The main reason behind Russian President Vladimir Putin’s decision last week to remove Defense Minister Anatoly Serdyukov has become clearer in recent days with the subsequent firing of Chief of Staff Gen. Nikolai Makarov and other senior defense officials and military officers in Russia’s Ministry of Defense. Taken together, the dismissals suggest that the shakeup was not due primarily to sex scandals, corrupt practices or alienation of the officer corps, as has been claimed by various observers. Rather, the purge was the result of a power struggle over who should control the distribution of the $700 billion that Putin pledged in February to spend on new weapons purchases by 2020.
The Russian military-industrial complex, which includes the country’s major defense firms, armed force commanders and their key political supporters inside the government, wants the funds without impediment.

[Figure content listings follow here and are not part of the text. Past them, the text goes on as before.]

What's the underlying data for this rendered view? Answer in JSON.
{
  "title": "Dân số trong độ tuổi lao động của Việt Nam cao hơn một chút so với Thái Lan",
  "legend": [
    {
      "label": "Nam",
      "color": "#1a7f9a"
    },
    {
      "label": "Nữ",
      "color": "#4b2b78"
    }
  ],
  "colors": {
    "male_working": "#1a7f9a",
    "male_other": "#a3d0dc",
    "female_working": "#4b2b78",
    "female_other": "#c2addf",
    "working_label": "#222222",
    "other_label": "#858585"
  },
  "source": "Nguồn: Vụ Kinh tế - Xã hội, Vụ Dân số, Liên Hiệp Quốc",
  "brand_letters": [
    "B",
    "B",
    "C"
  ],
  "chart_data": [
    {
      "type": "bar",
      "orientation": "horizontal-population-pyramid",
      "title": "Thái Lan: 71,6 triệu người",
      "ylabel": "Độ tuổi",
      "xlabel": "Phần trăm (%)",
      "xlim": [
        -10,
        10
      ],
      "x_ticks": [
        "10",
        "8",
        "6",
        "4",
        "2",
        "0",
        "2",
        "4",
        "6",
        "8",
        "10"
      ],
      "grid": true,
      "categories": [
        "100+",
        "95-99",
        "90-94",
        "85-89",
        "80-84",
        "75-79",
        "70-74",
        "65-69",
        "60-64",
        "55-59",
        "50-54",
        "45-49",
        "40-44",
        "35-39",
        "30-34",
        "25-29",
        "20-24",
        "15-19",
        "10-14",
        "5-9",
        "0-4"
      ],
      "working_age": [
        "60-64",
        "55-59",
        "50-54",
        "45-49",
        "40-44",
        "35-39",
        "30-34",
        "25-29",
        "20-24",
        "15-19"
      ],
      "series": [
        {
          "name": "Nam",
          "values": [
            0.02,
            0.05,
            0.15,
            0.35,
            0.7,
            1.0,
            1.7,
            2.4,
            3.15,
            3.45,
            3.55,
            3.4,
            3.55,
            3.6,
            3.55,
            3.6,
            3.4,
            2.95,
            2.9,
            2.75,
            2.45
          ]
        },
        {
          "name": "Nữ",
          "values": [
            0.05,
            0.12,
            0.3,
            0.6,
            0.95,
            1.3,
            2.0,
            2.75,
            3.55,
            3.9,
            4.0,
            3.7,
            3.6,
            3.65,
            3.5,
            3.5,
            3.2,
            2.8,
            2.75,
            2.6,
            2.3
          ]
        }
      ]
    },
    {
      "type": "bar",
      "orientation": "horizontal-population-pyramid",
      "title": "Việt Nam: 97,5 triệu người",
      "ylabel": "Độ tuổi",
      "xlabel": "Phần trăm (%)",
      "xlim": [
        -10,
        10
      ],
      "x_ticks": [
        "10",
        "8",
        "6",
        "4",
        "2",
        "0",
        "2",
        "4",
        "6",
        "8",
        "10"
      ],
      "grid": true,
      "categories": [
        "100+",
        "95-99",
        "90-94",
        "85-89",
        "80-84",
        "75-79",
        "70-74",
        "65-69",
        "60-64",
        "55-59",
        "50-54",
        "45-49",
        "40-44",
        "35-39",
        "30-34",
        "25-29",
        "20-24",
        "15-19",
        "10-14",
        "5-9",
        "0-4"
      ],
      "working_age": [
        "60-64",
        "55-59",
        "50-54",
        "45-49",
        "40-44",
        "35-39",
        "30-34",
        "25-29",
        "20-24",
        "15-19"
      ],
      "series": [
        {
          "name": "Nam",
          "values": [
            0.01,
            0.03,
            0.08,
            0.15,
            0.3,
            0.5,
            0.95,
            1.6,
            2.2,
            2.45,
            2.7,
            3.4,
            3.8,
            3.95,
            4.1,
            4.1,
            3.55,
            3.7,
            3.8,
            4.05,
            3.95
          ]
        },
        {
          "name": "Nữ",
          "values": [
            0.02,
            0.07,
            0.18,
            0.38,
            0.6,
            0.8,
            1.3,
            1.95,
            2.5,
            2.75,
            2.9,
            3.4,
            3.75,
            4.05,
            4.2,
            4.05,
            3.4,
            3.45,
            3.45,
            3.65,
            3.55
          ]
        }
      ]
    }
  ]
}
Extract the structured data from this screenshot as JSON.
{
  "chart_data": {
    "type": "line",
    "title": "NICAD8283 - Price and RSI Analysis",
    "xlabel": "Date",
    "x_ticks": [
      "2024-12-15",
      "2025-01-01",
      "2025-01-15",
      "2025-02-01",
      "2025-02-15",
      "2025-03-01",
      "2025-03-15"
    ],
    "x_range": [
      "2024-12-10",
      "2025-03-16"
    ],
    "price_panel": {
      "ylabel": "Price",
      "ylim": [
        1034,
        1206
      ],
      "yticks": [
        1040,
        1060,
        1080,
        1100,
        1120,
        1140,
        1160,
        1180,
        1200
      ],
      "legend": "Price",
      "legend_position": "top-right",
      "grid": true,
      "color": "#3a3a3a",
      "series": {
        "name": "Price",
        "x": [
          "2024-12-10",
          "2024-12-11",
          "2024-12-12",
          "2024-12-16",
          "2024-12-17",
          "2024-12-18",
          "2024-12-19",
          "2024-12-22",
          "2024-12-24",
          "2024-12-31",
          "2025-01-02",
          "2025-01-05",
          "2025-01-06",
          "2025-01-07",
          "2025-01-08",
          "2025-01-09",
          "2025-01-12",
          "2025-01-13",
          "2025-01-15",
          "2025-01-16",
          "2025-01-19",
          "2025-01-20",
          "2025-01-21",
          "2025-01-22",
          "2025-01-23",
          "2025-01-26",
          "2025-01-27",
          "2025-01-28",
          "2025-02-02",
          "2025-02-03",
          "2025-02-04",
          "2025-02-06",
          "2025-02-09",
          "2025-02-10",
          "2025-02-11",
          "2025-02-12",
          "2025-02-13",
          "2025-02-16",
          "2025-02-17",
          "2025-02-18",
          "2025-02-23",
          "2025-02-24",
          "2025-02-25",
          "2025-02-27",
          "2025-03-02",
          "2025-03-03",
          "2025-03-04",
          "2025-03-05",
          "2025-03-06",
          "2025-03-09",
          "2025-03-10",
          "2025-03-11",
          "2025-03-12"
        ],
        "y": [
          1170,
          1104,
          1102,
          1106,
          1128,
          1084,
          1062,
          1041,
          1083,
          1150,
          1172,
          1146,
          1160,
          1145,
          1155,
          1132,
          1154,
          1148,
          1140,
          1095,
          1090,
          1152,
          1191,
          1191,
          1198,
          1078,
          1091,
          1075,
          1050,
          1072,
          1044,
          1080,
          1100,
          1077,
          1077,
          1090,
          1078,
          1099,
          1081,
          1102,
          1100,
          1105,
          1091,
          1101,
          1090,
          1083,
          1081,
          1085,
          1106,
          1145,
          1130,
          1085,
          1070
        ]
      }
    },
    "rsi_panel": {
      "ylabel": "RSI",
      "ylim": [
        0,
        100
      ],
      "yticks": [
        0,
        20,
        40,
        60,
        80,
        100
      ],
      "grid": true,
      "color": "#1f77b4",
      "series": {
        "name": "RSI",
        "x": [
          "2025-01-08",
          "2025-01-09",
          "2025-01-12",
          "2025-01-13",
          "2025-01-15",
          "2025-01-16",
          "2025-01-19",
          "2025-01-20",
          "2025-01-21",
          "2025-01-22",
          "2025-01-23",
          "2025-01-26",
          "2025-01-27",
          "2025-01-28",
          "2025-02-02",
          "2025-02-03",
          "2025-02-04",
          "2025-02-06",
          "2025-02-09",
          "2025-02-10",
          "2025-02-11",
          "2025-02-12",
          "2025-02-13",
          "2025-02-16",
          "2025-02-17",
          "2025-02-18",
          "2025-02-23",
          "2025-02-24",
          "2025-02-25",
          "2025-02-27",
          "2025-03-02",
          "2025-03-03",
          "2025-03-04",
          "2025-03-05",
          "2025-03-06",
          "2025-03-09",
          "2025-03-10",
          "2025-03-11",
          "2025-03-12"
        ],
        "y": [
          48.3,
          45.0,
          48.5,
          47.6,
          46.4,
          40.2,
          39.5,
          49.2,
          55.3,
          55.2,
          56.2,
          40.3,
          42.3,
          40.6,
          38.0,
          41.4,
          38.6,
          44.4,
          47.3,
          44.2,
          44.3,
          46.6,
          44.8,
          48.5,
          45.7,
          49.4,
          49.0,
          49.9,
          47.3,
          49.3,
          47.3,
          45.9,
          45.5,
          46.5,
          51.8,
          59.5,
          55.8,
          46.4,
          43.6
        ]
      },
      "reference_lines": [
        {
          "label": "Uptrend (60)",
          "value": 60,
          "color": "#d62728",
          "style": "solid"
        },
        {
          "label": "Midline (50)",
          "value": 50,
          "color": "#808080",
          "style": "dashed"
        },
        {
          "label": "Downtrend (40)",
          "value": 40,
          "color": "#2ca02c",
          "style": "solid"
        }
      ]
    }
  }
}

Throughout his years in office, however, Serdyukov along with other Defense Ministry officials constantly castigated the defense-industrial sector for producing outdated and overpriced weapons. He also refused to sign defense contracts without guarantees of higher quality and cheaper prices from the defense industry, and declined to buy weapons systems that had not been fully tested or for which no identified military requirement existed.
The Defense Ministry also became sterner in rejecting the massive price increases demanded by Russian industry and at times even turned to foreign manufacturers to buy weapons systems that Russian domestic producers could not deliver in a timely and cost-effective manner. According to Serdyukov, this more demanding approach resulted in the Defense Ministry not buying various armored vehicles, artillery pieces and other costly defense equipment that would have generated hefty profits for the defense industry.